Thermodynamic-Experimental Coupling Reveals Design Principles for Lunar Regolith Geopolymers

The Moon is now seen in more practical terms—as a destination for construction. It’s no longer just about planting flags or collecting samples. If humans are going to stay there for any meaningful duration, they’ll need buildings, roads, shelters. The problem, though, is obvious: we can’t haul cement and steel across space. That’s where lunar regolith—the dusty, volcanic debris blanketing the Moon emerges as a potential construction material. Researchers have proposed geopolymerization as one promising method to turn that local material into something structurally useful. On Earth, we do this all the time with industrial waste like fly ash or blast furnace slag. You mix it with alkaline solutions, and you get a hardened, stone-like product. It’s efficient, low-carbon, and scalable. But lunar regolith isn’t fly ash. It’s dominated by crystalline minerals—pyroxene, olivine, feldspar—that are chemically far more difficult. That changes everything. Even more complicated is the fact that the regolith isn’t the same everywhere. Its chemistry can vary drastically depending on where and how you collect it. Therefore, a one-size-fits-all recipe for lunar geopolymer concrete does not work. Moreover, it is not possible or ideal to conduct trial-and-error experiments when the Moon is 384,000 kilometers away. Recent research paper published in Composites Part B: Engineering Journal and conducted by Dr. Guangjie Xue and Professor Guofu Qiao from the School of Civil Engineering at Harbin Institute of Technology, the researchers investigated carefully the pore solution—the chemical soup inside the material during curing. They tracked which elements dissolved, which reacted, and how that affected the final strength. Then they built a thermodynamic model to tie all of it together. By feeding real experimental data—on ion concentrations, phase evolution, even calorimetric profiles—into that model, they created something much more useful than just another dataset. It’s a predictive framework. One that doesn’t just say “this worked,” but instead helps you figure out what will work when the material changes. That’s essential if we’re serious about building off-Earth.
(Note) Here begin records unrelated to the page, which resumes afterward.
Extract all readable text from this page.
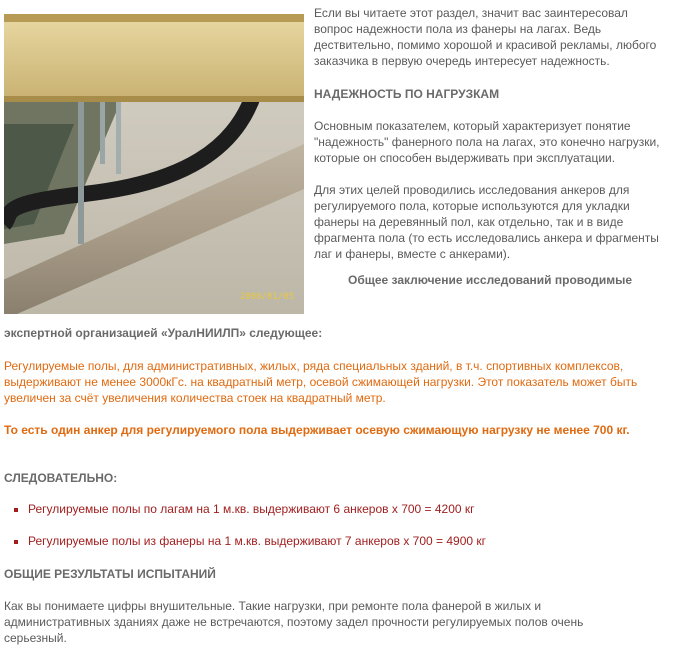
2006/01/05

Если вы читаете этот раздел, значит вас заинтересовал вопрос надежности пола из фанеры на лагах. Ведь дествительно, помимо хорошой и красивой рекламы, любого заказчика в первую очередь интересует надежность.

НАДЕЖНОСТЬ ПО НАГРУЗКАМ

Основным показателем, который характеризует понятие "надежность" фанерного пола на лагах, это конечно нагрузки, которые он способен выдерживать при эксплуатации.

Для этих целей проводились исследования анкеров для регулируемого пола, которые используются для укладки фанеры на деревянный пол, как отдельно, так и в виде фрагмента пола (то есть исследовались анкера и фрагменты лаг и фанеры, вместе с анкерами).

Общее заключение исследований проводимые

экспертной организацией «УралНИИЛП» следующее:

Регулируемые полы, для административных, жилых, ряда специальных зданий, в т.ч. спортивных комплексов, выдерживают не менее 3000кГс. на квадратный метр, осевой сжимающей нагрузки. Этот показатель может быть увеличен за счёт увеличения количества стоек на квадратный метр.

То есть один анкер для регулируемого пола выдерживает осевую сжимающую нагрузку не менее 700 кг.

СЛЕДОВАТЕЛЬНО:

Регулируемые полы по лагам на 1 м.кв. выдерживают 6 анкеров х 700 = 4200 кг
Регулируемые полы из фанеры на 1 м.кв. выдерживают 7 анкеров х 700 = 4900 кг

ОБЩИЕ РЕЗУЛЬТАТЫ ИСПЫТАНИЙ

Как вы понимаете цифры внушительные. Такие нагрузки, при ремонте пола фанерой в жилых и административных зданиях даже не встречаются, поэтому задел прочности регулируемых полов очень серьезный.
Dr. Guangjie Xue and Professor Guofu Qiao started with HIT-L-1, a lunar regolith simulant sourced from volcanic scoria in Jilin. On paper, it looked promising, but they didn’t take that at face value. They used a combination of Raman spectroscopy, XRD, and elemental analysis to compare its signature against known lunar samples from Apollo and Chang’E missions. This ensured that HIT-L-1 mimics real regolith. From there, they moved to formulation. Using sodium hydroxide and sodium silicate, they prepared a range of activator solutions with different dosages and moduli. The water-to-binder ratio was held constant—likely to isolate chemical variables from rheological ones. Once mixed, the pastes were cured under Earth-like conditions, as close as feasible to a controlled lunar setting in the lab. It’s not perfect, obviously, but for these early-stage studies, ambient curing still tells us a lot. Afterward, they tracked the geopolymerization reaction using isothermal calorimetry. The authors found the pattern to be as following: The higher alkali dosages accelerated the reaction, cutting down the induction period and causing the second exothermic peak—the gelation signal—to occur sooner. But interestingly, those high-dosage systems also produced C₃AH₆, a secondary phase associated with long-term instability. It’s a classic case of more being less. Accelerated kinetics may look good early on, but if they lead to undesirable crystallization, strength and durability suffer later.

To understand what part of HIT-L-1 was truly reactive, Dr. Xue and Professor Qiao performed XRD-Rietveld analysis and paired it with mild HF leaching which allowed them to quantify the amorphous, geopolymer-active fraction—a key distinction, since a lot of the raw material remains inert under alkaline conditions. They fed this data into a thermodynamic model using Cemdata18. Surprisingly, or perhaps reassuringly, the model outputs closely mirrored the lab results. As modulus increased, the gels took longer to form but ended up more developed. At low modulus, they simply lacked enough soluble silica to polymerize fully. Indeed, the consistency between simulation and observation was encouraging. Additionally, TGA showed gel-bound water loss right where it should, and XRD identified the predicted crystalline phases. ICP-OES confirmed the ion concentrations modeled for the pore solution. And the mechanical data aligned, too—samples with mid-range dosage and modulus performed best, striking a balance between rapid activation and structural integrity.

In conclusion, the research work of Dr. Guangjie Xue and Professor Guofu Qiao successfully combined hands-on experimental data with thermodynamic modeling to create something much more useful than raw data: a working framework that can guide material design under conditions we can’t fully replicate on Earth. One of the more striking aspects of the study is its treatment of the pore solution—not as a background detail, but as a central player. Too often in materials research, the focus is narrowly placed on compressive strength or reaction speed, and everything else is treated as secondary. But this team shows that long-term performance is deeply rooted in the chemistry of what’s happening in solution. Their new findings make it clear: it’s not just about getting silica and alumina to react, it’s about getting them to react in just the right proportions. Oversaturate the system and you risk instability. Underdeliver, and you sacrifice structural integrity. It’s a delicate balance—and they managed to chart it with surprising precision. There are practical implications here that reach well beyond academic circles. When we talk about building on the Moon, we’re talking about doing so with materials that must be manufactured on-site, often with little room for error. This new research opens the door to developing adaptable formulations that can be tailored to the specific composition of the local regolith, wherever a mission might land. It introduces the possibility of pre-mission calibration—something we haven’t really had the tools to do until now.